Converging technologies are driving this trend, such as the molecular diagnostics and PCR testing notable for their use during the pandemic.

“We all got used to PCR in Covid, but it has so many more applications,” notes Duncan. “Being able to be very specific about a diagnosis based on an individual’s genetic make-up is becoming mainstream now.

“And the trend towards liquid biopsy means being able to carry out blood tests or other non-invasive tests for diagnostics that would previously have required a hospital visit.

“It’s huge in terms of the impact of getting people out of a hospital and to a clinician nearer to them.”

Two case studies

genedrive’s diagnostic device
genedrive’s diagnostic device

Sagentia Innovation’s product knowhow covers the full pathway, from prevention and early-stage diagnostics through to treatment and aftercare.

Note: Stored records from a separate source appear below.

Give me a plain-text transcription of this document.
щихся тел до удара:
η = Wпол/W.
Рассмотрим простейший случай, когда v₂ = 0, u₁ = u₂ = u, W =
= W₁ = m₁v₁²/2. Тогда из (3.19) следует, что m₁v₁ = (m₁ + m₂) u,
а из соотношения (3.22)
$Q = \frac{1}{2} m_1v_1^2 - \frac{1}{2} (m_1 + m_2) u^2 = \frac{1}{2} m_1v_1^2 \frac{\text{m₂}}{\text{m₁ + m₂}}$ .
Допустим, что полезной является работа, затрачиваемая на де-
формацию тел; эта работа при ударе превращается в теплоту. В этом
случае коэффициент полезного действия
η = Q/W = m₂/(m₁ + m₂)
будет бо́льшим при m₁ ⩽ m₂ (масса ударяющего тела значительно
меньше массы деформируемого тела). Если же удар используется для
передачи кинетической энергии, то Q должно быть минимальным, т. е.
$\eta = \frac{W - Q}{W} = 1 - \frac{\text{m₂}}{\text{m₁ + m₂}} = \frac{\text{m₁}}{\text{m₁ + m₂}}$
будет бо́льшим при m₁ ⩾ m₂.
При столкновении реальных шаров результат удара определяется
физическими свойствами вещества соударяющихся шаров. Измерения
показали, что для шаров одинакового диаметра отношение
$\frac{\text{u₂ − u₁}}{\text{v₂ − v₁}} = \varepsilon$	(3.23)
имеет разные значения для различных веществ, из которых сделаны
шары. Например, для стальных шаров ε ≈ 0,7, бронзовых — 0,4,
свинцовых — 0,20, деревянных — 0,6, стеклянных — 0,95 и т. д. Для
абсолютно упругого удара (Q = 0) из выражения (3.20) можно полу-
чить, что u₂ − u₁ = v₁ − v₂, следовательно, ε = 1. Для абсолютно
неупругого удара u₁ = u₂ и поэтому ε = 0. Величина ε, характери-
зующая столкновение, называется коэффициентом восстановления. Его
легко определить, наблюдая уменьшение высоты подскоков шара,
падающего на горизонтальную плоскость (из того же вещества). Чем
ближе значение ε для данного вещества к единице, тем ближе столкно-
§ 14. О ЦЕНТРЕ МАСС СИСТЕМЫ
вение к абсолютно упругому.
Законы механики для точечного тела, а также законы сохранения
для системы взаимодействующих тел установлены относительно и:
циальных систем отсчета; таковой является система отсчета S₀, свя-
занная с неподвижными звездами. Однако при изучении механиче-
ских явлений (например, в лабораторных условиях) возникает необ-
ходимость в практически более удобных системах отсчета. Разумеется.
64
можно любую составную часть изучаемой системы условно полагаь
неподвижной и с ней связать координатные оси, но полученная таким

genedrive came to Sagentia Innovation for help with developing its low-cost, low complexity molecular tuberculosis (mTB) diagnostic system.

It needed to ensure the cost of both the cartridge and instrument was low enough to be affordable in the intended lower income markets and decentralised settings to diagnose TB infection and provide drug resistance information to clinicians.

Sagentia Innovation focused on the design and development of the sample preparation instrument and disposable cartridge and produced a proof-of-principle system.

“It’s a good example of a test that was previously expensive but made much cheaper and decentralised,” notes Duncan.

Sagentia Innovation also worked with Smith & Nephew to develop an advanced negative pressure wound therapy system.

The company wanted to know whether the device could be made smaller and quieter, and what battery-powered vacuum pump would enable such performance improvements.

Aimed at helping patients with their post-operative wound care, Sagentia Innovation mathematically modelled sources of loss and inefficiency in potential vacuum pumps and, having discovered no suitable off-the-shelf pumps, developed a range of bespoke concepts using structured innovation techniques, before taking the development through to transfer to manufacture.

“Wearables are often thought of as sensors, but they also go through to therapeutics,” said Duncan. “This advanced wound care system, called PICO 7, applied negative pressure to wounds using a vacuum pump to promote healing. It was discrete enough and small enough to be worn under clothes.

“Being able to carry that around makes a massive difference to patient wellbeing and outcomes.”